Earlier this year, the National Futures Association (NFA) put forth guidance to commodity pool operators (CPOs) on the regulator’s Compliance Rule 2-9 that took effect on April 1. The guidance (aka “the Notice”) applies to CPOs with control over customer funds. It outlines what CPOS should be doing to manage employees and how they should be supervising third parties in order to meet their obligations under the new rule focused on internal controls.
The NFA gets that a one-size-fits-all approach does not work for CPOs. Firms vary in size and structure and typically report to multiple regulators. A CPO’s internal control systems created for another primary regulator may already be enough to meet NFA requirements.

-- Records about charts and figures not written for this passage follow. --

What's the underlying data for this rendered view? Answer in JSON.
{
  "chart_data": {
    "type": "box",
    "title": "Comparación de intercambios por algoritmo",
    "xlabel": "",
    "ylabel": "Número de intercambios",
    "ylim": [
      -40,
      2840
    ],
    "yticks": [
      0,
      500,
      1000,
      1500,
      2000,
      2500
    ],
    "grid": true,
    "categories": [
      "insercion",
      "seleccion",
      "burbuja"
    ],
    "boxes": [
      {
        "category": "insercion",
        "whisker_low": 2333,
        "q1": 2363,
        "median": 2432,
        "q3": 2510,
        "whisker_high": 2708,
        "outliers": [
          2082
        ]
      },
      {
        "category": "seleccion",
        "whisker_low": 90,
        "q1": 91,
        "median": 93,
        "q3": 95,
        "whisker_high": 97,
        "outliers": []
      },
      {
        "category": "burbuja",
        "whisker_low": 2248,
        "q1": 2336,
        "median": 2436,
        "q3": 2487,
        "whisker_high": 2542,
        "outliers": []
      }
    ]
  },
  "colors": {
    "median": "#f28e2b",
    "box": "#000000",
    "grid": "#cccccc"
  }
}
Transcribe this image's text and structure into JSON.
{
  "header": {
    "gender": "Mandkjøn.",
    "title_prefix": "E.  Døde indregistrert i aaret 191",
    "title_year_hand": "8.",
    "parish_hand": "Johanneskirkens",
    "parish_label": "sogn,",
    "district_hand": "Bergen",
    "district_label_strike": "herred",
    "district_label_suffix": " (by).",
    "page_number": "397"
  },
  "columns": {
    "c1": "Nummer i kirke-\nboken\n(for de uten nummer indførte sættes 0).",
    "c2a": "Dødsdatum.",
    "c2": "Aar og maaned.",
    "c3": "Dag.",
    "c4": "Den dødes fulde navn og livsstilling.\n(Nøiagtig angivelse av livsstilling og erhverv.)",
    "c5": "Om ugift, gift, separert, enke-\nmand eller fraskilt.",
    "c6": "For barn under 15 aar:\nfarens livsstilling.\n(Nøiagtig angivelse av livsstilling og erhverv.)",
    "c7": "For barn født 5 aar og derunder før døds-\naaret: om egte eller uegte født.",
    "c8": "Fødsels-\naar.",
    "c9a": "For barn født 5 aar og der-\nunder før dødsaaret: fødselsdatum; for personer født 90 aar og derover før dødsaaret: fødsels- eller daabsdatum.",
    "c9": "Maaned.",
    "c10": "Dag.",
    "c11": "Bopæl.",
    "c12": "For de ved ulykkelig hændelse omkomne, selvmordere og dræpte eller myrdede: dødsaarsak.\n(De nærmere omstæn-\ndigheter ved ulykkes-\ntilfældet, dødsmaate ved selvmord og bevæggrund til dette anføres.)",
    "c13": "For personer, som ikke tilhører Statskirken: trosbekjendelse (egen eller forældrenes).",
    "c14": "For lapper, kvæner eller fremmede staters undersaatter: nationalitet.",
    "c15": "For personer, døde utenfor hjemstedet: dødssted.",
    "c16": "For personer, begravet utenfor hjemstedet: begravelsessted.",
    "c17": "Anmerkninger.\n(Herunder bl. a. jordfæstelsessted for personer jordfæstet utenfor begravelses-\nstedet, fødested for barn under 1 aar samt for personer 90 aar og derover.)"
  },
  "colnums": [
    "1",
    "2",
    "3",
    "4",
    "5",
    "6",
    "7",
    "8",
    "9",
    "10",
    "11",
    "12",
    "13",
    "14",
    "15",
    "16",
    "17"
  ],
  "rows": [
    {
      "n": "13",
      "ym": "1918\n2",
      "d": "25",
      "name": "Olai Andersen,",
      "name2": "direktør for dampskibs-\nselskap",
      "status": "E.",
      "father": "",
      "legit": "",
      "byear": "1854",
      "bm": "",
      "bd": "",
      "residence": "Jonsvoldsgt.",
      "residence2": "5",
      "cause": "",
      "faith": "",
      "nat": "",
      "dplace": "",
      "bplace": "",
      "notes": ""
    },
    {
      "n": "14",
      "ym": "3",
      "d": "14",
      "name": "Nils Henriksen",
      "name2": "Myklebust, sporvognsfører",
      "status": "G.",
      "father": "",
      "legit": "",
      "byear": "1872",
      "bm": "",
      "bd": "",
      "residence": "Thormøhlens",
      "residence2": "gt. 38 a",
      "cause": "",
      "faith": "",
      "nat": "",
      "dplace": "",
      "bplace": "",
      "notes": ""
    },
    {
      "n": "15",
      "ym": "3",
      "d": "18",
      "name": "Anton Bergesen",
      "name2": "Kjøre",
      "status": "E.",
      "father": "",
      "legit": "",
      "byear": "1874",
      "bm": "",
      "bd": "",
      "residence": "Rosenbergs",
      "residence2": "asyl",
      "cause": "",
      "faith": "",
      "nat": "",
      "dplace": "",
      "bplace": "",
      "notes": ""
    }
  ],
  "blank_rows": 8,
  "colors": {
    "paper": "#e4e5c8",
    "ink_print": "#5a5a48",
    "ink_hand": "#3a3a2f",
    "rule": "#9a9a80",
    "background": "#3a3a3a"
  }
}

“The Notice” describes the minimum components of an effective internal control program. These include:
- Written policies and procedures, describing the program framework completely, and including an escalation policy for regulatory reporting;
- A written risk assessment that is updated periodically ;
- A separation of duties to allow for cross-checking of functions;
- Safeguarding of assets;
- Risk monitoring by business principals and/or trading principals;
- Supervision and monitoring of third-party administrators; and
- Internal controls system recordkeeping in accordance with NFA Rule 2-10;
Most Securities Exchange Commission (SEC)-registered investment advisory firms that are also CPOs will already satisfy the requirements of “the Notice.” However, it is critical that processes and procedures are adequately documented for NFA.